Billy WILDER à qui l’on demandait si un metteur en scène « devait être capable d’écrire », répondait toujours qu’il suffisait au metteur en scène de savoir lire d’abord. Souvenir d’une savoureuse expérience : « Je me souviens qu’à Berlin, dans un de mes premiers scénarios, j’avais glissé un petit gag (certes modeste) de mon cru. La scène se passait devant un dancing, on pouvait lire sur une pancarte que l’entrée serait interdite aux personnes sans souliers et sans cravate. Un portier se tenait sur le seuil et contrôlait la tenue des clients pour vérifier qu’ils portaient une cravate. Tout à coup arrivait un homme qui portait une longue et large barbe lui couvrant toute la poitrine. Le portier avait un mouvement de surprise mais ne laissait passer le client qu’après avoir soulevé sa barbe pour voir s’il portait vraiment une cravate. C’est en tout cas ainsi que j’avais décrit la scène. Lorsque je la vis au cinéma, elle avait changé. Le portier se tenait devant le dancing. Les clients arrivaient et il vérifiait leur tenue. Puis le barbu arrivait. Mais au lieu d’une grande barbe, il n’avait plus qu’une sorte de bouc, une petite barbe pointue à la Van DYCK. La plaisanterie était complétement gâchée. A la sortie de la première, furieux, je me précipitais sur le réalisateur pour lui faire des reproches. Il me regarda sans comprendre : « Comment ça ? Mais cette petite barbe était beaucoup plus élégante ! »

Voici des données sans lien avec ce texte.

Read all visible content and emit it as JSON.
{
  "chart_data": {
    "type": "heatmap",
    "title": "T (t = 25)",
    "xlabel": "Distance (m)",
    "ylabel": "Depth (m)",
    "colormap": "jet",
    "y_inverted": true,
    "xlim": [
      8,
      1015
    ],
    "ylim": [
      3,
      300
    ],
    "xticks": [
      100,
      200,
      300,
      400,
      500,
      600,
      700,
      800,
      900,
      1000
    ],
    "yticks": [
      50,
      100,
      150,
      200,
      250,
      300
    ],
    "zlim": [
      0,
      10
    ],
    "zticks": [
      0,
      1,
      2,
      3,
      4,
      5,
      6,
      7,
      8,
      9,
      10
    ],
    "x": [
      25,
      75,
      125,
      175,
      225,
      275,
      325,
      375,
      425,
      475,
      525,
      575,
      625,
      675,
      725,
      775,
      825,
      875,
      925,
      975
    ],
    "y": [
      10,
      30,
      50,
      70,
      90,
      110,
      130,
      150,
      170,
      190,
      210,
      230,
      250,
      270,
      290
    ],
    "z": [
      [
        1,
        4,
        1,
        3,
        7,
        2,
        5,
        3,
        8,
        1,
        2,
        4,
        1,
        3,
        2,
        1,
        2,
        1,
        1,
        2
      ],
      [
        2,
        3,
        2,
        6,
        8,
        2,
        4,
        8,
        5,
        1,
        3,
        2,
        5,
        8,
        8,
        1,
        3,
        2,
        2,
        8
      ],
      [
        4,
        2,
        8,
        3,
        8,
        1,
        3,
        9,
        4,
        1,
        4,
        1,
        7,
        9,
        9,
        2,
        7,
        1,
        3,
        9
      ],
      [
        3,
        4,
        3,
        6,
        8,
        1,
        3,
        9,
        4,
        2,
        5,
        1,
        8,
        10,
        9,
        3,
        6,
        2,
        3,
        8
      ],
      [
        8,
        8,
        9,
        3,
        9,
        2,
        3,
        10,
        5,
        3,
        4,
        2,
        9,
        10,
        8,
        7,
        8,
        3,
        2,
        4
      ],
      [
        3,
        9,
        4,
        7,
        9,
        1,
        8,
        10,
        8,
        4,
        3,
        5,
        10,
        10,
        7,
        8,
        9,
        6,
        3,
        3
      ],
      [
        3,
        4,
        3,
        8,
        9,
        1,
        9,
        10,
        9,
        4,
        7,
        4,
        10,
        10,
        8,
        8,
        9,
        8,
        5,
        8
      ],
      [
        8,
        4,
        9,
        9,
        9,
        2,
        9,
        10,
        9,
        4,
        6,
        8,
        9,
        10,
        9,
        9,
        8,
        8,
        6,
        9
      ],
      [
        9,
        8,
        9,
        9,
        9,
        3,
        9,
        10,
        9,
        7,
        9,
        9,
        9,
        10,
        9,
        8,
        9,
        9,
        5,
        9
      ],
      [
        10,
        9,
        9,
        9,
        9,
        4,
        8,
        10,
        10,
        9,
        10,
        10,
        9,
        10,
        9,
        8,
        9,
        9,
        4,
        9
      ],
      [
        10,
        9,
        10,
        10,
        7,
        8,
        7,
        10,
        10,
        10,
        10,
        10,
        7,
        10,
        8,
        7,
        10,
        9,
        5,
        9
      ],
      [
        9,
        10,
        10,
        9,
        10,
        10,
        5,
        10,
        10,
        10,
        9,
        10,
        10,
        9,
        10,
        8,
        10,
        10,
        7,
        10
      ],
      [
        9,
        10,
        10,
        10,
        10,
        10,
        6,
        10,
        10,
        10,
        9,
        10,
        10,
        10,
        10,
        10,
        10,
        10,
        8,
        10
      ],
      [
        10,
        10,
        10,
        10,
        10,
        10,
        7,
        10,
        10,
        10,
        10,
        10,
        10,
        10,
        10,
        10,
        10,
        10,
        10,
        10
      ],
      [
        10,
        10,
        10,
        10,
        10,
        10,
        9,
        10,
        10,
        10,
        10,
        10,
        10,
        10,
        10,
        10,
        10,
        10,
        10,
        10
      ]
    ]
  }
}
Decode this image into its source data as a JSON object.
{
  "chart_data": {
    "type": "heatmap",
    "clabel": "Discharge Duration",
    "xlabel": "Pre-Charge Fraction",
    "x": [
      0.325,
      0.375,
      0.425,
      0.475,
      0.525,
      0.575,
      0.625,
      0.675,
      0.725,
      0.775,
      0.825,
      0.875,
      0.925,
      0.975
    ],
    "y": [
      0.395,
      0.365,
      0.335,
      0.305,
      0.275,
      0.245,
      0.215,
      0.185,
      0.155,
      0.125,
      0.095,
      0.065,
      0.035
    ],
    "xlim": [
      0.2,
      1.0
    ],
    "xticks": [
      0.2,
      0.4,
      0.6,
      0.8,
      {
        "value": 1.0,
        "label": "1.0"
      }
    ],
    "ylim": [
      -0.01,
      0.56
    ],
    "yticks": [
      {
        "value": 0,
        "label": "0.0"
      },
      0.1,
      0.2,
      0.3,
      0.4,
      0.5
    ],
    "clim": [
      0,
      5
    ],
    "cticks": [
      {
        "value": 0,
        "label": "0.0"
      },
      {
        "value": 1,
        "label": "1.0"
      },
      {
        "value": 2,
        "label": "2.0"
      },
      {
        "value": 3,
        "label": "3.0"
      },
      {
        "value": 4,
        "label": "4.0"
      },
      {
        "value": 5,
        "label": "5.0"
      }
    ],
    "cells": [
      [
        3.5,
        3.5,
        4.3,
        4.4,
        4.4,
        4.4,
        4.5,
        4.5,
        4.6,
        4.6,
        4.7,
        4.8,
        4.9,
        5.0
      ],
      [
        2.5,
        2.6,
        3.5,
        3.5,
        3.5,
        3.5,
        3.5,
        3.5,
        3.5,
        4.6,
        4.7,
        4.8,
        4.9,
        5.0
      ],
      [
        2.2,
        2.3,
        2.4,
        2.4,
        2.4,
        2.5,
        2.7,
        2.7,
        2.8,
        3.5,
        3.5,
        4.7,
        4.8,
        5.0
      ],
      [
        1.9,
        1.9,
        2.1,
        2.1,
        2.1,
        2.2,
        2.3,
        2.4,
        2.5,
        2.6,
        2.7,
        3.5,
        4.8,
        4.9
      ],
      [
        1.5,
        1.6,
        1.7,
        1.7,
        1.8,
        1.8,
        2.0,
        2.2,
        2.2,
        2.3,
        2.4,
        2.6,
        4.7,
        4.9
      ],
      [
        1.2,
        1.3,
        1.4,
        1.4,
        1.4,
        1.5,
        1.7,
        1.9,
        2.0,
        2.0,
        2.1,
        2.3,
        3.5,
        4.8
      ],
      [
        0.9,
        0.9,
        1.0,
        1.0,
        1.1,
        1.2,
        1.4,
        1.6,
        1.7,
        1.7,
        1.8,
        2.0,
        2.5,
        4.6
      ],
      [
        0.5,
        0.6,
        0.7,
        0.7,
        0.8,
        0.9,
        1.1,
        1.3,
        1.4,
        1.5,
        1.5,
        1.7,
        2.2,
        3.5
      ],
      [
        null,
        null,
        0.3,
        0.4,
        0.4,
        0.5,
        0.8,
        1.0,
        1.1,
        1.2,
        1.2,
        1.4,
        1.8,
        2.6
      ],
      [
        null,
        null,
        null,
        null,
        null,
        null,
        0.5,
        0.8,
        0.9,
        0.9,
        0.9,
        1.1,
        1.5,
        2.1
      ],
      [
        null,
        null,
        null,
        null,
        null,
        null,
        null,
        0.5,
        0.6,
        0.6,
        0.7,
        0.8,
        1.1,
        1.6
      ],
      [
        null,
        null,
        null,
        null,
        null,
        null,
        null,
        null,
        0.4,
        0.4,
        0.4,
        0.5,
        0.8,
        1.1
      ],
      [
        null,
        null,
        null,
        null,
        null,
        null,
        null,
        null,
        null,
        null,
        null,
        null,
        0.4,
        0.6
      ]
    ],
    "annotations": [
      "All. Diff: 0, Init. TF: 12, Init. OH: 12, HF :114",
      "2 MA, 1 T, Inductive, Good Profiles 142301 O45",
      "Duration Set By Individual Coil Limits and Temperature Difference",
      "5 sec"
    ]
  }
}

Le scénariste se sent trahi par le metteur en scène à des degrés différents. Cela s’avère presque toujours indispensable à l’œuvre. « Je pourrais tuer Bud (le metteur en scène Bud YORKIN) pour certaines choses qu’il a faites à ce scénario (TWICE IN A LIFETIME). Mais c’est la chose que vous devez accepter. Je dirais que 75% à 8O% du film est bon. Je hais les 20% qui restent. C’est la règle du jeu. Vous devez donner au réalisateur le droit d’interpréter. J’ai dit à Bud : « Je pourrais te tuer pour certains moments. » Il m’a répondu : « Certes, mais tu m’adore pour d’autres. » Il me donne des choses. Un réalisateur qui vous rendrait votre scénario tel que vous l’avez écrit serait ennuyeux. »

La trahison raisonnée es souvent saine pour le film.

Retirer son nom du générique, ou pas ? Quoiqu’il en soit, cela ne procure qu’une bien maigre consolation, en regard des problèmes que cette attitude autoritaire soulève dans la profession, surtout si vous n’appartenez pas au cénacle des scénaristes stars.